Boa tarde,
Não conheço ninguém que beba um whisky mal chegue a casa, servindo-o de um decanter. E, no entanto, num passado de quinze ou vinte anos, estava sempre a acontecer em séries e novelas. A verdade é que os argumentistas têm de colocar os personagens em sítios onde estes possam permanecer no mesmo local durante o tempo suficiente para fazerem coisas, como simplesmente conversar ou atender o telefone fixo. Se eu precisava que o meu personagem fizesse um telefonema comprometedor, era boa ideia levá-lo a realizar uma ação em que não sai do mesmo sítio para que o telefone toque e ele o oiça. A zona da casa onde fica o whisky não seria longe do telefone fixo.
(As cenas de ir servir um whisky à zona onde repousa o decanter diminuíram com a chegada dos telemóveis).
No cinema há mais tempo e dinheiro para vislumbrarmos a vida interior dos personagens, o que permite que estes possam estar calados a não fazer nada durante muito tempo. Em televisão, a economia narrativa é outra. A história avança através do diálogo e o homem (era quase sempre um homem) teria sempre pouco sossego com o seu whisky, porque se não fosse um telefonema, alguém haveria de chegar para começar um assunto. Nós, os espectadores, seguiríamos a conversa útil com atenção, a conversa mole (a existir) seria de duas ou três frases.

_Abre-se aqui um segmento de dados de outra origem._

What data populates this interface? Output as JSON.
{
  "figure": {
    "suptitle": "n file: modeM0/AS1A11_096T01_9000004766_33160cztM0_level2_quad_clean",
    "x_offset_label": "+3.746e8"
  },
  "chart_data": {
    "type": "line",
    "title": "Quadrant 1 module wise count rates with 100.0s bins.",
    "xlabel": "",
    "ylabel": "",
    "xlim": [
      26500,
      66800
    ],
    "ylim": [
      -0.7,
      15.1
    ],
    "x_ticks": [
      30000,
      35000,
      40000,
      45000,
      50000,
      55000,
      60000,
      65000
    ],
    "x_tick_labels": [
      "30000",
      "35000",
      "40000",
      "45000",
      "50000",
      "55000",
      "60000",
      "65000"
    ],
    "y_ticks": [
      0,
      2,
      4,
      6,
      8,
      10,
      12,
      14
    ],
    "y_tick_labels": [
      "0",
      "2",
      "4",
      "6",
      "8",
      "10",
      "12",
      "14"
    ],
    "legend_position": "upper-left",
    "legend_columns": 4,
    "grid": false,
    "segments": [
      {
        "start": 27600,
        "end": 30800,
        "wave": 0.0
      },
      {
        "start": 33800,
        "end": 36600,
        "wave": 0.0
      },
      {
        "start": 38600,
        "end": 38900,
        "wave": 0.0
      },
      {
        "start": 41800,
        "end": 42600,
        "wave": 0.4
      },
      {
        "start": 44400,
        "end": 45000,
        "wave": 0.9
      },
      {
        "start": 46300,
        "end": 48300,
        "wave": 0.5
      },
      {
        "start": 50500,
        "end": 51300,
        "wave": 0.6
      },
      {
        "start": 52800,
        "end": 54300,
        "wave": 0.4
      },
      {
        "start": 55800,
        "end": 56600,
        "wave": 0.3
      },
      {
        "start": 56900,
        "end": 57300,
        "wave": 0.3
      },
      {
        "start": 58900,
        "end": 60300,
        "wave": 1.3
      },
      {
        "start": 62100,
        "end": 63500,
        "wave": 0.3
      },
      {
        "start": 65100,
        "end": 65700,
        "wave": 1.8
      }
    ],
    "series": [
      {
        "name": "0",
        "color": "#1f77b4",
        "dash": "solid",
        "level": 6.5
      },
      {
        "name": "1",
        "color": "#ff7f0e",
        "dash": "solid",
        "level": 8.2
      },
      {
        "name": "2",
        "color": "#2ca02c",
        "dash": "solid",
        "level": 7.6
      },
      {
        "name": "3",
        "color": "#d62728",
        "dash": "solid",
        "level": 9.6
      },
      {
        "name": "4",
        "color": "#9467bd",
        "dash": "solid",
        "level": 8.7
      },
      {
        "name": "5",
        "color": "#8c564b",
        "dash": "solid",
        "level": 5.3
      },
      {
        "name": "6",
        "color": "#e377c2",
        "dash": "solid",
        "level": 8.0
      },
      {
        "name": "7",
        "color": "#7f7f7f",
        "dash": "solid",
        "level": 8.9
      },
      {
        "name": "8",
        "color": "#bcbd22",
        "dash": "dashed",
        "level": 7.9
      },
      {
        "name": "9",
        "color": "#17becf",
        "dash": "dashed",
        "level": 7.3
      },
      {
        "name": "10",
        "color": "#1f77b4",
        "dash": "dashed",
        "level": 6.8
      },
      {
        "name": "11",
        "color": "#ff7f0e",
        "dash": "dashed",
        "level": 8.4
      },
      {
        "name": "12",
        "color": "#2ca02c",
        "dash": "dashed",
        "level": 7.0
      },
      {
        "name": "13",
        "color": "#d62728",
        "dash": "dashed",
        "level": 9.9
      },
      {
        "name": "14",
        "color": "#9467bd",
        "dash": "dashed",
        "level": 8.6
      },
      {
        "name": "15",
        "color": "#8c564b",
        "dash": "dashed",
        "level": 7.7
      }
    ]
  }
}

Uma diferença completa entre a vida real e a vida real da televisão está precisamente nos diálogos. Na nossa vida própria, interrompemos, não acabamos ideias, não chegamos a lado nenhum, usamos interjeições, palavrões, muitas vezes nem sabemos como argumentar, atropelamo-nos, misturamos assuntos e quase nunca consensualizamos. Na ficção, com textos escritos por profissionais, as frases são consequentes, têm sentido. As conversas servem um propósito (elucidar o espectador sobre as intenções dos personagens) e têm de chegar a algum lado, nem que seja instaurar a dúvida que será dissipada num diálogo posterior. E na televisão, já devem ter reparado, sabem sempre o que dizer. Talvez mais surpreendente quando pensamos nisso, na televisão fala um de cada vez, incluindo nas discussões piores do mundo, numa das artificialidades mais presentes na nossa vida e que ninguém parece dar conta.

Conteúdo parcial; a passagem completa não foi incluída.